The image carousel, be it automatic or manually presented, is a popular choice in homepage web design. We all have our preferences when we visit a site, what we like or hate, but what do the experts and their research say about the image carousel’s effect on the user’s experience?
Purpose of Image Carousels
First, let’s recognize why carousels are such a popular choice. Any determination of home page content is a balancing act between the needs of the user and the goals of the site owner or company. It just so happens that image carousels are the “yes-men” of web design. In a confined space, they allow you to do three things:
- Access a variety of content
- Spotlight how innovative the site or the company are
- Meet the needs/demands of stakeholders without the having to have the tough discussions about what content really should be featured on a home page.
What the Research Says…
The short and sweet of it is that image carousels often:
- Get ignored. Banner blindness is alive and well and living on your homepage. James Royal-Lawson discusses how carousels often are not noticed because they look like ads to users . When you are looking at a site in the commercial or media arena, what elements of the screen change? Probably, and predominantly the ads. What were the last three ads you saw? Exactly!

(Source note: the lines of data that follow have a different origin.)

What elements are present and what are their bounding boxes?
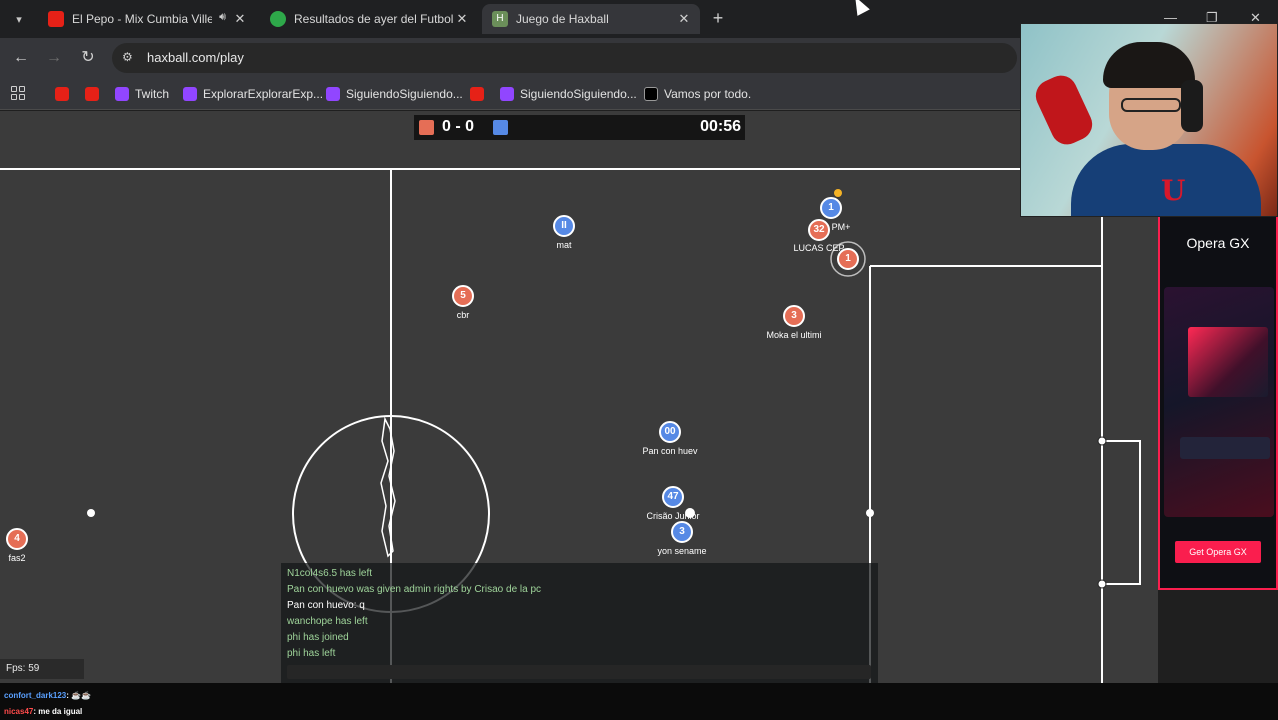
youtube-icon: [85, 87, 99, 101]
chat-username: nicas47: [4, 707, 34, 716]
player-name: Pan con huev: [642, 446, 698, 456]
tab-title: Juego de Haxball: [516, 12, 609, 26]
microphone-image: [1030, 70, 1098, 150]
stream-chat-line: nicas47: me da igual: [4, 707, 82, 716]
player-disc: II: [553, 215, 575, 237]
forward-icon[interactable]: →: [45, 49, 63, 67]
player-name: Moka el ultimi: [766, 330, 822, 340]
bookmark-twitch[interactable]: Twitch: [115, 85, 169, 103]
bookmark-x[interactable]: Vamos por todo.: [644, 85, 751, 103]
red-team-indicator: [419, 120, 434, 135]
youtube-icon: [48, 11, 64, 27]
player-name: cbr: [456, 310, 470, 320]
fps-counter: Fps: 59: [0, 659, 84, 679]
bookmark-siguiendo-2[interactable]: SiguiendoSiguiendo...: [500, 85, 637, 103]
bookmark-label: ExplorarExplorarExp...: [203, 87, 324, 101]
stream-chat-line: confort_dark123: ☕☕: [4, 691, 91, 700]
chat-line: wanchope has left: [287, 616, 368, 627]
reload-icon[interactable]: ↻: [79, 49, 97, 67]
chat-line: phi has joined: [287, 632, 349, 643]
bookmark-youtube-2[interactable]: [85, 85, 105, 103]
scoreboard: 0 - 0 00:56: [414, 115, 745, 140]
audio-icon[interactable]: 🔊︎: [219, 11, 226, 24]
close-tab-icon[interactable]: ✕: [676, 11, 692, 27]
site-info-icon[interactable]: ⚙: [122, 50, 133, 64]
chat-line: phi has left: [287, 648, 336, 659]
back-icon[interactable]: ←: [12, 49, 30, 67]
youtube-icon: [55, 87, 69, 101]
streamer-hair: [1103, 42, 1195, 88]
monitor-image: [1188, 327, 1268, 397]
player-name: fas2: [8, 553, 26, 563]
stream-chat-overlay: confort_dark123: ☕☕ nicas47: me da igual: [0, 683, 1278, 720]
bookmark-youtube-1[interactable]: [55, 85, 75, 103]
bookmark-label: Vamos por todo.: [664, 87, 752, 101]
bookmark-label: SiguiendoSiguiendo...: [520, 87, 637, 101]
webcam-overlay: U: [1020, 23, 1278, 217]
tab-search-icon[interactable]: ▾: [8, 9, 30, 31]
chat-input[interactable]: [287, 665, 871, 679]
chat-username: confort_dark123: [4, 691, 67, 700]
keyboard-image: [1180, 437, 1270, 459]
youtube-icon: [470, 87, 484, 101]
chat-message: : ☕☕: [66, 691, 92, 700]
tab-youtube[interactable]: El Pepo - Mix Cumbia Villera 🔊︎ ✕: [38, 4, 256, 34]
tab-resultados[interactable]: Resultados de ayer del Futbol A ✕: [260, 4, 478, 34]
tab-title: El Pepo - Mix Cumbia Villera: [72, 12, 212, 26]
ad-brand: Opera GX: [1186, 235, 1250, 251]
ad-cta-button[interactable]: Get Opera GX: [1175, 541, 1261, 563]
close-tab-icon[interactable]: ✕: [454, 11, 470, 27]
haxball-icon: H: [492, 11, 508, 27]
twitch-icon: [500, 87, 514, 101]
match-timer: 00:56: [700, 118, 741, 135]
bookmark-explorar[interactable]: ExplorarExplorarExp...: [183, 85, 323, 103]
player-name: yon sename: [657, 546, 707, 556]
bookmark-label: SiguiendoSiguiendo...: [346, 87, 463, 101]
player-name: Crisão Junior: [646, 511, 700, 521]
game-chat: N1col4s6.5 has left Pan con huevo was gi…: [281, 563, 878, 683]
new-tab-icon[interactable]: +: [708, 8, 728, 28]
ad-image: [1164, 287, 1274, 517]
opera-gx-ad[interactable]: Opera GX Get Opera GX: [1158, 215, 1278, 590]
player-disc: 1: [820, 197, 842, 219]
twitch-icon: [326, 87, 340, 101]
player-disc: 1: [837, 248, 859, 270]
chat-line: Pan con huevo was given admin rights by …: [287, 584, 542, 595]
ball-icon: [270, 11, 286, 27]
twitch-icon: [115, 87, 129, 101]
chat-line: N1col4s6.5 has left: [287, 568, 373, 579]
player-disc: 47: [662, 486, 684, 508]
tab-title: Resultados de ayer del Futbol A: [294, 12, 454, 26]
headphones: [1181, 80, 1203, 132]
twitch-icon: [183, 87, 197, 101]
browser-window: ▾ El Pepo - Mix Cumbia Villera 🔊︎ ✕ Resu…: [0, 0, 1278, 720]
tab-haxball[interactable]: H Juego de Haxball ✕: [482, 4, 700, 34]
url-text[interactable]: haxball.com/play: [147, 50, 244, 65]
apps-icon[interactable]: [11, 86, 25, 100]
player-name: mat: [556, 240, 572, 250]
jersey-logo: U: [1161, 174, 1186, 207]
player-disc: 00: [659, 421, 681, 443]
address-bar[interactable]: ⚙ haxball.com/play: [112, 43, 1017, 73]
player-name: PM+: [831, 222, 851, 232]
player-disc: 5: [452, 285, 474, 307]
chat-message: : me da igual: [33, 707, 83, 716]
player-disc: 4: [6, 528, 28, 550]
bookmark-youtube-3[interactable]: [470, 85, 490, 103]
close-tab-icon[interactable]: ✕: [232, 11, 248, 27]
score-text: 0 - 0: [442, 118, 475, 135]
blue-team-indicator: [493, 120, 508, 135]
player-disc: 3: [671, 521, 693, 543]
bookmark-label: Twitch: [135, 87, 170, 101]
player-disc: 3: [783, 305, 805, 327]
player-name: LUCAS CEP: [793, 243, 845, 253]
player-disc: 32: [808, 219, 830, 241]
glasses: [1121, 98, 1181, 112]
x-icon: [644, 87, 658, 101]
chat-line: Pan con huevo: q: [287, 600, 365, 611]
bookmark-siguiendo-1[interactable]: SiguiendoSiguiendo...: [326, 85, 463, 103]
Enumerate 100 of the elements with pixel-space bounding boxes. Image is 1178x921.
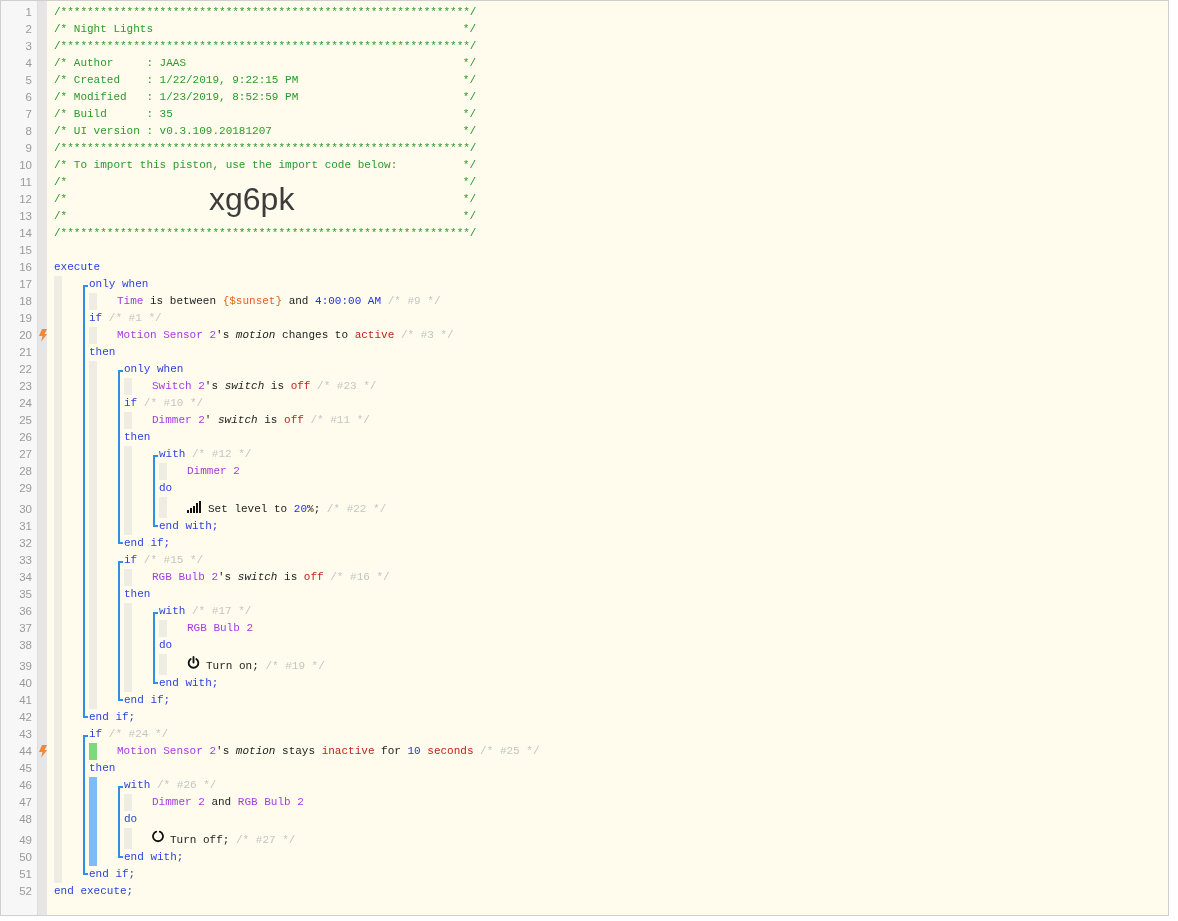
import-code: xg6pk xyxy=(209,181,295,217)
line-number: 16 xyxy=(18,260,33,275)
power-icon xyxy=(187,656,200,669)
line-number: 25 xyxy=(18,413,33,428)
line-number: 4 xyxy=(24,56,33,71)
line-number: 40 xyxy=(18,676,33,691)
comment-text: /* xyxy=(54,209,68,225)
comment-text: /* To import this piston, use the import code below: xyxy=(54,158,398,174)
comment-text: /* Created : 1/22/2019, 9:22:15 PM xyxy=(54,73,299,89)
comment-text: /* UI version : v0.3.109.20181207 xyxy=(54,124,272,140)
line-number: 3 xyxy=(24,39,33,54)
code-line: Motion Sensor 2's motion changes to active /* #3 */ xyxy=(117,328,454,343)
code-line: end with; xyxy=(124,850,184,865)
code-line: if /* #15 */ xyxy=(124,553,204,568)
comment-text: /* Build : 35 xyxy=(54,107,173,123)
line-number: 36 xyxy=(18,604,33,619)
code-line: do xyxy=(124,812,138,827)
code-line: do xyxy=(159,638,173,653)
code-line: Dimmer 2 and RGB Bulb 2 xyxy=(152,795,304,810)
code-line: end if; xyxy=(89,710,136,725)
line-number: 13 xyxy=(18,209,33,224)
line-number: 27 xyxy=(18,447,33,462)
code-line: end if; xyxy=(124,693,171,708)
code-line: Dimmer 2' switch is off /* #11 */ xyxy=(152,413,370,428)
line-number: 48 xyxy=(18,812,33,827)
line-number: 43 xyxy=(18,727,33,742)
code-line: Time is between {$sunset} and 4:00:00 AM /* #9 */ xyxy=(117,294,441,309)
comment-end: */ xyxy=(462,175,476,191)
comment-text: /* xyxy=(54,175,68,191)
comment-end: */ xyxy=(462,90,476,106)
code-line: with /* #26 */ xyxy=(124,778,217,793)
code-line: RGB Bulb 2 xyxy=(187,621,253,636)
code-line: Set level to 20%; /* #22 */ xyxy=(208,502,387,517)
line-number: 20 xyxy=(18,328,33,343)
line-number: 21 xyxy=(18,345,33,360)
comment-end: */ xyxy=(462,56,476,72)
line-number: 10 xyxy=(18,158,33,173)
code-line: do xyxy=(159,481,173,496)
comment-rule: /**************************************************************/ xyxy=(54,226,477,242)
line-number: 8 xyxy=(24,124,33,139)
line-number: 38 xyxy=(18,638,33,653)
code-line: end execute; xyxy=(54,884,134,899)
line-number: 35 xyxy=(18,587,33,602)
line-number: 24 xyxy=(18,396,33,411)
line-number: 12 xyxy=(18,192,33,207)
line-number: 28 xyxy=(18,464,33,479)
code-line: Dimmer 2 xyxy=(187,464,240,479)
line-number: 5 xyxy=(24,73,33,88)
line-number: 47 xyxy=(18,795,33,810)
ring-icon xyxy=(152,830,164,843)
code-line: if /* #24 */ xyxy=(89,727,169,742)
comment-end: */ xyxy=(462,73,476,89)
line-number: 22 xyxy=(18,362,33,377)
comment-rule: /**************************************************************/ xyxy=(54,5,477,21)
code-line: then xyxy=(124,430,151,445)
line-number: 19 xyxy=(18,311,33,326)
line-number: 6 xyxy=(24,90,33,105)
code-line: then xyxy=(89,761,116,776)
line-number: 26 xyxy=(18,430,33,445)
code-line: Switch 2's switch is off /* #23 */ xyxy=(152,379,377,394)
signal-bars-icon xyxy=(187,501,201,513)
comment-text: /* xyxy=(54,192,68,208)
line-number: 49 xyxy=(18,833,33,848)
comment-text: /* Modified : 1/23/2019, 8:52:59 PM xyxy=(54,90,299,106)
code-line: end with; xyxy=(159,519,219,534)
comment-end: */ xyxy=(462,158,476,174)
line-number: 18 xyxy=(18,294,33,309)
comment-end: */ xyxy=(462,22,476,38)
comment-text: /* Night Lights xyxy=(54,22,154,38)
comment-rule: /**************************************************************/ xyxy=(54,141,477,157)
line-number: 7 xyxy=(24,107,33,122)
line-number: 11 xyxy=(19,175,33,190)
line-number: 15 xyxy=(18,243,33,258)
code-line: Motion Sensor 2's motion stays inactive for 10 seconds /* #25 */ xyxy=(117,744,540,759)
line-number: 52 xyxy=(18,884,33,899)
line-number: 34 xyxy=(18,570,33,585)
comment-end: */ xyxy=(462,124,476,140)
line-number: 14 xyxy=(18,226,33,241)
line-number: 31 xyxy=(18,519,33,534)
line-number: 42 xyxy=(18,710,33,725)
line-number: 2 xyxy=(24,22,33,37)
code-line: end if; xyxy=(89,867,136,882)
comment-text: /* Author : JAAS xyxy=(54,56,187,72)
code-line: Turn on; /* #19 */ xyxy=(206,659,325,674)
code-line: with /* #12 */ xyxy=(159,447,252,462)
code-line: execute xyxy=(54,260,101,275)
line-number: 37 xyxy=(18,621,33,636)
code-line: then xyxy=(124,587,151,602)
code-line: RGB Bulb 2's switch is off /* #16 */ xyxy=(152,570,390,585)
comment-end: */ xyxy=(462,209,476,225)
line-number: 1 xyxy=(24,5,33,20)
code-line: end if; xyxy=(124,536,171,551)
line-number: 46 xyxy=(18,778,33,793)
line-number: 45 xyxy=(18,761,33,776)
line-number: 33 xyxy=(18,553,33,568)
comment-end: */ xyxy=(462,192,476,208)
code-line: only when xyxy=(89,277,149,292)
comment-end: */ xyxy=(462,107,476,123)
line-number: 41 xyxy=(18,693,33,708)
line-number: 23 xyxy=(18,379,33,394)
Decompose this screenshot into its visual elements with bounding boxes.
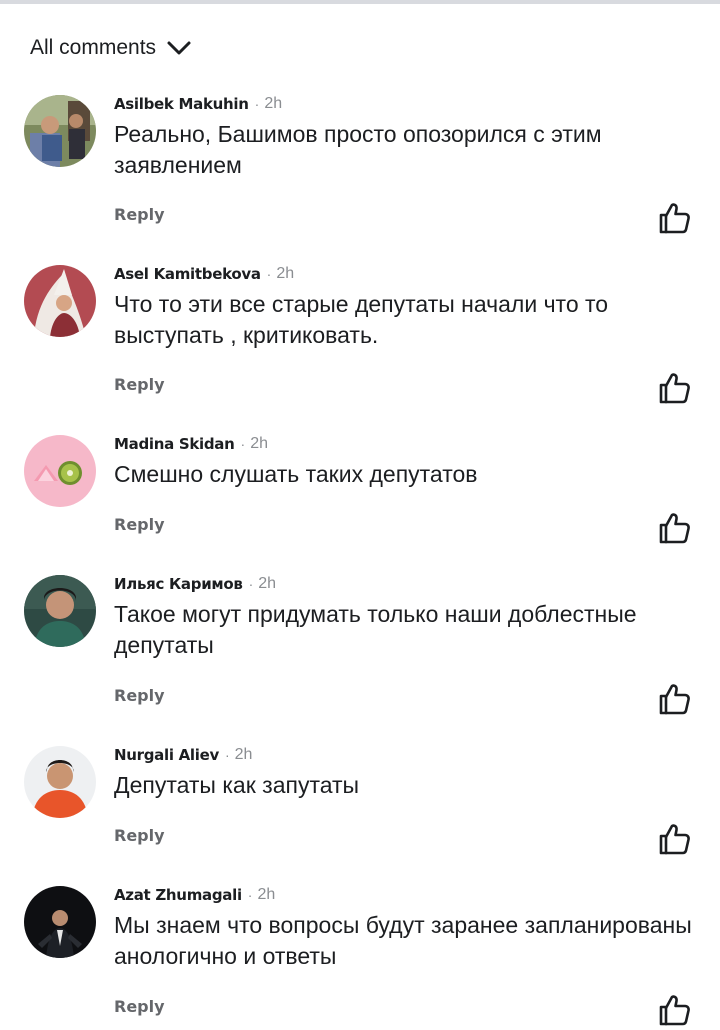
comment-text: Мы знаем что вопросы будут заранее запла… <box>114 912 692 969</box>
comments-filter-label: All comments <box>30 36 157 59</box>
comment-meta: Asel Kamitbekova · 2h <box>114 263 294 285</box>
avatar[interactable] <box>24 265 96 337</box>
thumbs-up-icon <box>659 513 690 544</box>
comment-author[interactable]: Madina Skidan <box>114 435 235 453</box>
comment-meta: Nurgali Aliev · 2h <box>114 744 252 766</box>
comment-meta: Ильяс Каримов · 2h <box>114 573 276 595</box>
avatar[interactable] <box>24 575 96 647</box>
like-button[interactable] <box>657 682 691 716</box>
reply-button[interactable]: Reply <box>114 686 165 705</box>
thumbs-up-icon <box>659 203 690 234</box>
meta-separator: · <box>240 436 246 452</box>
chevron-down-icon[interactable] <box>166 39 192 57</box>
comment-meta: Asilbek Makuhin · 2h <box>114 93 282 115</box>
like-button[interactable] <box>657 371 691 405</box>
top-divider <box>0 0 720 4</box>
avatar[interactable] <box>24 435 96 507</box>
comment-timestamp: 2h <box>258 575 277 592</box>
reply-button[interactable]: Reply <box>114 515 165 534</box>
like-button[interactable] <box>657 201 691 235</box>
thumbs-up-icon <box>659 684 690 715</box>
like-button[interactable] <box>657 993 691 1027</box>
reply-button[interactable]: Reply <box>114 997 165 1016</box>
avatar[interactable] <box>24 95 96 167</box>
comment-author[interactable]: Nurgali Aliev <box>114 746 219 764</box>
avatar[interactable] <box>24 886 96 958</box>
meta-separator: · <box>254 96 260 112</box>
comment-author[interactable]: Azat Zhumagali <box>114 886 242 904</box>
comment-text: Реально, Башимов просто опозорился с эти… <box>114 121 602 178</box>
comment-text: Такое могут придумать только наши доблес… <box>114 601 637 658</box>
comment-timestamp: 2h <box>234 746 253 763</box>
reply-button[interactable]: Reply <box>114 375 165 394</box>
comment-timestamp: 2h <box>276 265 295 282</box>
comment-timestamp: 2h <box>264 95 283 112</box>
avatar[interactable] <box>24 746 96 818</box>
like-button[interactable] <box>657 511 691 545</box>
thumbs-up-icon <box>659 373 690 404</box>
thumbs-up-icon <box>659 995 690 1026</box>
comment-meta: Azat Zhumagali · 2h <box>114 884 275 906</box>
thumbs-up-icon <box>659 824 690 855</box>
comments-filter-dropdown[interactable]: All comments <box>30 36 192 60</box>
comment-author[interactable]: Asilbek Makuhin <box>114 95 249 113</box>
reply-button[interactable]: Reply <box>114 205 165 224</box>
comment-text: Что то эти все старые депутаты начали чт… <box>114 291 609 348</box>
comment-author[interactable]: Asel Kamitbekova <box>114 265 261 283</box>
comment-text: Депутаты как запутаты <box>114 772 360 798</box>
reply-button[interactable]: Reply <box>114 826 165 845</box>
comment-timestamp: 2h <box>257 886 276 903</box>
comment-meta: Madina Skidan · 2h <box>114 433 268 455</box>
meta-separator: · <box>266 266 272 282</box>
comment-author[interactable]: Ильяс Каримов <box>114 575 243 593</box>
comment-text: Смешно слушать таких депутатов <box>114 461 478 487</box>
meta-separator: · <box>248 576 254 592</box>
meta-separator: · <box>247 887 253 903</box>
like-button[interactable] <box>657 822 691 856</box>
comment-timestamp: 2h <box>250 435 268 452</box>
meta-separator: · <box>224 747 230 763</box>
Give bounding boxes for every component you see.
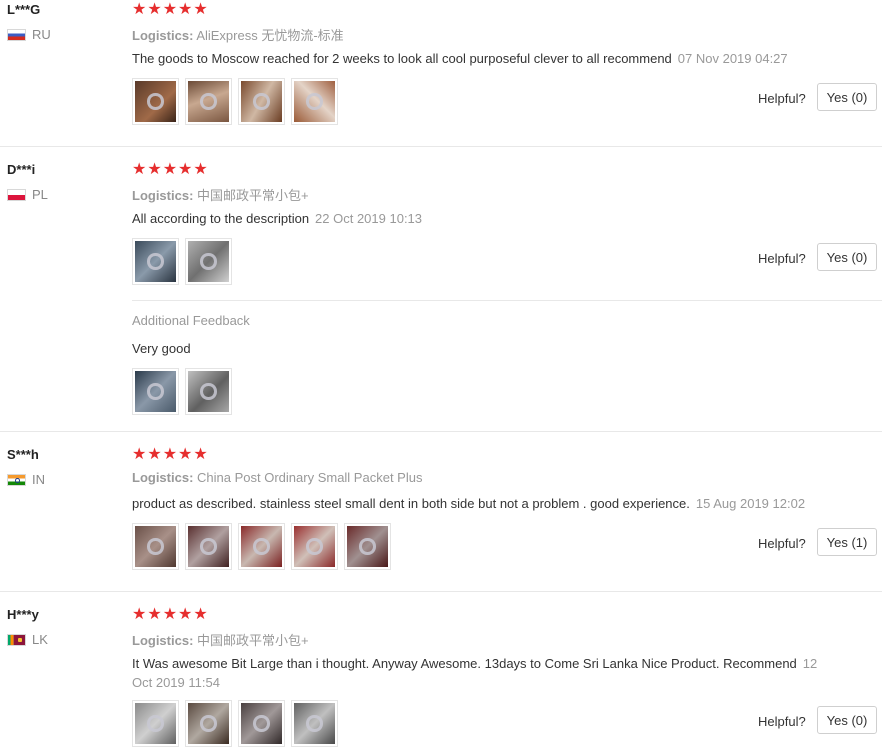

- Aren’t as engaging as you’d think. You may have a very high percentage of your users clicking on or reading your first image, those click-throughs diminish markedly with each succeeding image. Eric Runyon found through his analysis of Notre Dame University websites that “the first feature averaged 40%. The click-through percentage for subsequent features steadily declined for each feature starting with 18% for the second slot down to 11% for the last.”
- Are distracting. You run the risk of having the visitor spend more time discovering how to control your carousel than actually reading what it says. They introduce an unnecessary level of complexity to the user interface.
- Cause challenges for people with disabilities or low levels of literacy. According to the Nielsen Norman Group, auto-rotating carousels can have usability problems for visitors with languageand accessibility challenges. The speed of the change can be a challenge for visitors whose motor control prevents quick action. Visitors with lower literacy levels or who are non-native speakers might have difficulty reading the text before it has been replaced.
- Frustrate users because they lose control of the interface. Let us not discount the ire of a frustrated user who has no control over their field of view as they try to complete the task for which they came to your site.
Recommendations for Improving Carousel Usage
But let’s assume for a moment that carousels are here to stay. Ultimately, if you can’t beat them, then at least take back some control by grabbing for the brass ring on your trip around the merry-go-round. So, what can be done to make them more effective, and perhaps less of a hindrance for your site?
- A manual advance is a better option than an automatic one
- Keep the number of features to a maximum of 3-4, since it appears that as the number of features increases, the click-throughs on sub-features decreases dramatically
- The presented items should not only be compelling to the user but also in line with users Top Tasks for the site and
- Make carousel navigation intuitive and included within the carousel frame, rather than beside or below
- Suggest more content to users to reinforce “click-ability”
- Consider carousel items cycling, so that the open image randomizes when the homepage is opened
No one likes telling a client no, but perhaps a “no but” conversation might be in order when your client starts to discuss their idea for a 10 image automatically cycling carousel on their homepage, or something close to that.